I check in here every month or so and am glad to see you’re still among the living.
I still pass along the link to your OSWALD essay when anyone brings up Shooter, Spider-Man, or black comics writers/editors.
Do you know about the recent MARVEL COMICS: THE UNTOLD STORY? I hesitate to ask if you were contacted for any interview because i probably already know the answer. (I haven’t read it yet but i keep forgetting to ask my friends who have if you come up.)
And best wishes for your new year, as well!
Mark: Thanks for checking back here and sorry to be gone so long. I have no idea what THE UNTOLD STORY is. I suppose, if I wasn’t interviewed, it’s still untold. 🙂 I presume I’ve been retconned out of Marvel history, which only makes my point. Now, maybe I’m being retconned for being (a) Shooter’s protégé, (b) an a-hole (comes with being Shooter’s protégé), but much like the liberal pundits wringing their hands speculating why the GOP so personally hates President Obama, there’s an obvious cause and effect for whatever presumed blind spots may present themselves in Marvels’ self-congratulatory published histories.
The fact their first black editorial hire didn’t occur until 1978 is and should be a source of some embarrassment. Pretending to be colorblind, “Oh, we never think of that, that shouldn’t matter, we call no attention to that,” just makes them idiots. The fact they never seem to mention the historic nature of Joe Quesada being, from what I can tell, the longest-serving EIC (call Guinness) AND the first Cuban American Marvel exec only makes the company seem racist, not post-racial. They seem like idiots to not trumpet the progressive nature of their hiring practices. Marie Severin was, to my knowledge, the first female art director. Where is she in their history? Louise (Weezie) Jones (ne-Simonson) was the very powerful editor of The Uncanny X-Men (well, she’d probably tell you she was not initially so powerful, but then the X-Men blew up). Were there female editors before Weezie?
I understand trying to seem above it all or somehow beyond it all. Marvel just continues to seem racist and sexist and for no perceptible reason. They hired a black guy, they hired a woman, they hired a Cuban American. These are things to be proud of, not to live in denial of. What should embarrass them is that they are a company led, creatively, by a Cuban American yet their footprint in the Latino American community remains microscopic as they continue to invest virtually all their energy in, no offense, white males. Marvel was, by no means, a beacon of diversity but , to my recollection, they seemed largely indifferent toward race or gender. And, like Mad Men, whose Season One set looked almost *exactly* like the 1970’s Marvel offices, Marvel was a place of scurrilous racist and sexist jokes–along with fat jokes, bald jokes, ethnic jokes and so forth. It was a creative place jammed with creative people. I have no earthly idea why every history I’ve read of the place–most especially every self-generated, self-congratulatory history–refuses to put these important industry milestones on the map.

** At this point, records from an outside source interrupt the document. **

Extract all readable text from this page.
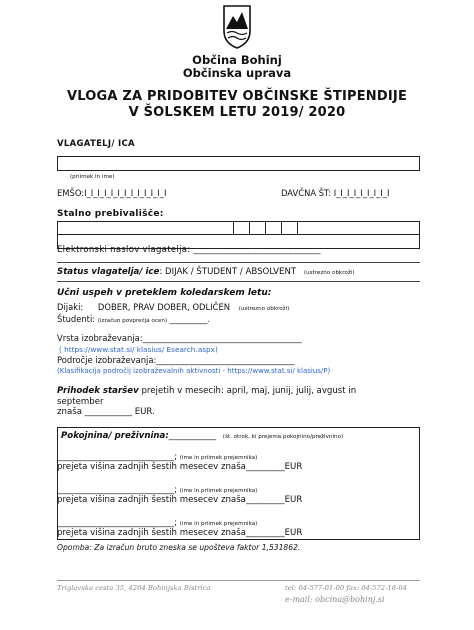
Občina Bohinj
Občinska uprava
VLOGA ZA PRIDOBITEV OBČINSKE ŠTIPENDIJE
V ŠOLSKEM LETU 2019/ 2020
VLAGATELJ/ ICA
(priimek in ime)
EMŠO:I_I_I_I_I_I_I_I_I_I_I_I_I	DAVČNA ŠT: I_I_I_I_I_I_I_I_I
Stalno prebivališče:
Elektronski naslov vlagatelja: ____________________________
Status vlagatelja/ ice: DIJAK / ŠTUDENT / ABSOLVENT (ustrezno obkroži)
Učni uspeh v preteklem koledarskem letu:
Dijaki: DOBER, PRAV DOBER, ODLIČEN (ustrezno obkroži)
Študenti: (izračun povprečja ocen) _________.
Vrsta izobraževanja:______________________________________
( https://www.stat.si/ klasius/ Esearch.aspx)
Področje izobraževanja:_________________________________
(Klasifikacija področij izobraževalnih aktivnosti - https://www.stat.si/ klasius/P)
Prihodek staršev prejetih v mesecih: april, maj, junij, julij, avgust in
september
znaša ___________ EUR.
Pokojnina/ preživnina:___________ (št. otrok, ki prejema pokojnino/preživnino)
____________________________; (ime in priimek prejemnika)
prejeta višina zadnjih šestih mesecev znaša_________EUR
____________________________; (ime in priimek prejemnika)
prejeta višina zadnjih šestih mesecev znaša_________EUR
____________________________; (ime in priimek prejemnika)
prejeta višina zadnjih šestih mesecev znaša_________EUR
Opomba: Za izračun bruto zneska se upošteva faktor 1,531862.
Triglavska cesta 35, 4264 Bohinjska Bistrica	tel: 04-577-01-00 fax: 04-572-18-64
e-mail: obcina@bohinj.si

The late Morrie Kuramoto openly mocked whites of all ethnicities and celebrated December 7th every year. Offensive? You bet. But hilarious. The Marvel I recall was a lot like the old sitcom WKRP in Cincinnati. Powerful women in charge of important stuff, a sprinkling of minorities and a diversity among white ethnicities. And every history I read seems to ignore this, which makes Marvel seem like DC, which it never was. Marvel should be proud of Morrie, of Marie, of Larry Hama, Jim Owsley, and, yes, Jim Shooter– Polish, who took a lot of ribbing for that. And the historic nature of Joe Quesada’s epic run should be a source of pride.
As I said, I have no idea what The Untold Story is, but I wish somebody would write a history that does not embarrass Marvel by the repeated omission of the good Marvel (ne-Stan Lee, ne-Jim Shooter) did by creating opportunities for all persons, regardless of ethnicity, gender or sexual preference. The only caveat being, back in those days, you needed thick skin. Nobody really cared much what color you were or what gender you preferred or if you had a full head of hair. But everything was fair game for ribald mockery.